As popular as the Beasties' first album is, the group hates it. In a way, that's understandable. It's juvenile, occassionally sexist, and not at all representative of the music or the attitudes they would express in the future. It's also a really, really fun album. Who's never fought for their right to party, or gotten funky with a certain monkey? Sure, this might not be the quintessential Beastie Boys album, and it lacks the diversity of their later works, but it's a much-beloved album, and an important part of hip-hop history.
While their later works have been inconsistent, pretty much anything Metallica put out between 1983 to 1991 is gold. From the sped-up head rush of Kill 'Em All to the intricate math-metal of ...And Just For All, these guys were pretty much infallible in their early years. That's why it sucks to see the same copies of these albums that were on shelevs in 1992 still there today. Come on, let's get some outtakes! Surely you have some late-night jam sessions with Dave Mustaine that he'll eventually sue over. Let the fans get in on some of that!
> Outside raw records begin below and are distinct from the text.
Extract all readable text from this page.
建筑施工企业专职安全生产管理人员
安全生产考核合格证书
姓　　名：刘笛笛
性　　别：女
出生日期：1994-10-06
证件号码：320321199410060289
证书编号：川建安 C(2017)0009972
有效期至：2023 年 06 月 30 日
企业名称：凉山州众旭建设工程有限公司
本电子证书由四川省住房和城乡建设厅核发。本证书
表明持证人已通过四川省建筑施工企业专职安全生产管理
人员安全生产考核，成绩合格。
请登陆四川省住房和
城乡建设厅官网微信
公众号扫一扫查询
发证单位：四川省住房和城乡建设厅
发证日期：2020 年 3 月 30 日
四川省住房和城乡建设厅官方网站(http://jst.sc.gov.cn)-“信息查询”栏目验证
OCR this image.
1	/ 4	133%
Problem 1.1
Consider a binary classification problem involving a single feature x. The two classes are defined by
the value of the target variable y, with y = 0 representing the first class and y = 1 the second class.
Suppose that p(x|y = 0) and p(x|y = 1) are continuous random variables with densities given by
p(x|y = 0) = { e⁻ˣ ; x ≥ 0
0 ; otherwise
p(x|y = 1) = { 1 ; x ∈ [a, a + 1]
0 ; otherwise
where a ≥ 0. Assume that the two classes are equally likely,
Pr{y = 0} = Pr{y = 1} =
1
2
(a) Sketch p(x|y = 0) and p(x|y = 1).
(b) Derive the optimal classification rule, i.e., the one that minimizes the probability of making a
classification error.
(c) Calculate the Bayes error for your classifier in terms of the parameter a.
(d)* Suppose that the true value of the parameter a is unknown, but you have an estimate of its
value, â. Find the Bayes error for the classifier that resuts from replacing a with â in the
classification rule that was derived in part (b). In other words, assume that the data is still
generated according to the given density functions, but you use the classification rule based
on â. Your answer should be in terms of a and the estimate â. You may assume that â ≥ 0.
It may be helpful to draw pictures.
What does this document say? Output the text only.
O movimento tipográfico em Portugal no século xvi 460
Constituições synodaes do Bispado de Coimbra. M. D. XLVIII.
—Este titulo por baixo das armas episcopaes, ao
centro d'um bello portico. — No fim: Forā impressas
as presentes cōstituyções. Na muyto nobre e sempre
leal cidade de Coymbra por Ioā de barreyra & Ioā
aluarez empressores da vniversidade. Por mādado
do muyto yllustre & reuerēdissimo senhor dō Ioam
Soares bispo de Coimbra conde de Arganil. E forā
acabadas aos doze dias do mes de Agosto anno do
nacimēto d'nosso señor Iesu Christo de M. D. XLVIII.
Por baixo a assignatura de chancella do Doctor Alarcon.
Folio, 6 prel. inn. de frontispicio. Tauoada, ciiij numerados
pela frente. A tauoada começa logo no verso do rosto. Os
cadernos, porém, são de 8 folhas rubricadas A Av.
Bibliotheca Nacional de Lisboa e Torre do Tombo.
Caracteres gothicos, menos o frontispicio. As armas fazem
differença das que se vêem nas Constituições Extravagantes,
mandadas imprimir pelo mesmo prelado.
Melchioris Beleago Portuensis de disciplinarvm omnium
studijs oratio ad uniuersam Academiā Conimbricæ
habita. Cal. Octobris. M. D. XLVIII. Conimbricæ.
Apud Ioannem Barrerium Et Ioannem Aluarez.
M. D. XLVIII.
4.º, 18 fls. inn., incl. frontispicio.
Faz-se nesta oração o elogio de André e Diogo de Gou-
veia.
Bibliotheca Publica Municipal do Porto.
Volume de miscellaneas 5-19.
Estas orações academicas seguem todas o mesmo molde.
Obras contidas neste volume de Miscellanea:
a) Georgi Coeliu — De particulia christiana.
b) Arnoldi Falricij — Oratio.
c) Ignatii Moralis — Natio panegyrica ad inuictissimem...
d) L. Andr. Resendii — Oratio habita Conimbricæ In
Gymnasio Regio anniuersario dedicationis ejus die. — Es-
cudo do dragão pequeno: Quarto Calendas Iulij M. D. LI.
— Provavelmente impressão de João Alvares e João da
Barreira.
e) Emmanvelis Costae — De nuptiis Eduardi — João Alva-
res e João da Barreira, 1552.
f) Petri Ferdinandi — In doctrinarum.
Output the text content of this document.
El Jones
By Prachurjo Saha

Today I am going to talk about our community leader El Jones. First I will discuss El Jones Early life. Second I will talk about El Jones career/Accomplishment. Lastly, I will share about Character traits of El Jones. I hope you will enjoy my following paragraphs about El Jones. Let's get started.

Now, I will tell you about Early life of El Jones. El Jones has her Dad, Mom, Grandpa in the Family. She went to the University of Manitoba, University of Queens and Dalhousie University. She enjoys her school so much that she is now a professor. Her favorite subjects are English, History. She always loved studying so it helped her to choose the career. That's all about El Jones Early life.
Petty's works have been horribly ignored by the remaster gods, with only Damn the Torpedoes getting the deluxe treatment in 2010. The rest of his albums rot on the shelves, with some of the his most popular albums dying a slow death in the discount bin. Surely the album that gave us "Free Fallin'," "I Won't Back Down," and "Runnin' Down A Dream" deserves better than that. I'm guessing Petty has plenty of stuff in the vaults; jams with the Wilbury's, live recordings with Dylan, maybe even a few Apple jams with George Harrison. Whatever he's got lying around, I'm sure it would make for an excellent bonus disc of this classic album.
Loathed by critics at first, people have finally discovered that STP are actually pretty damn good. the first three album rank among the best (and most overlooked) albums of their era. Tracks like "Interstate Love Song," "Sex Type Thing," and "Trippin On A Hole In A Paper Heart" have become well-deserved classics. Unfortunately, the most likely place to find the albums those tracks come from is in the used bin at record stores, gasping for air next to Deep Blue Something and Sister Hazel. Let's treat STP better than that! their debut, Core, celebrates its 20th anniversary this year. Let's give it the gift of a shiny new remaster.
Now this one is a real tragedy. The DC5 were a great British Invasion band, but they've been all but forgotten. More importantly, their albums don't exist on CD. I did see one old greatest hits in the used bin at FYE, but it was $60, because of how hard it is to find. Surely the band that gave us "Glad All Over," "Bits And Pieces," and "Catch Us If You Can" deserves to be discovered by new listeners. In an ideal world, we'd get a fresh new greatest hits on CD, and high quality vinyl reissues for the hardcore fans. The DC5 released tons of killer songs, but there's a whole generation who hasn't heard any of them. Let's try to fix that.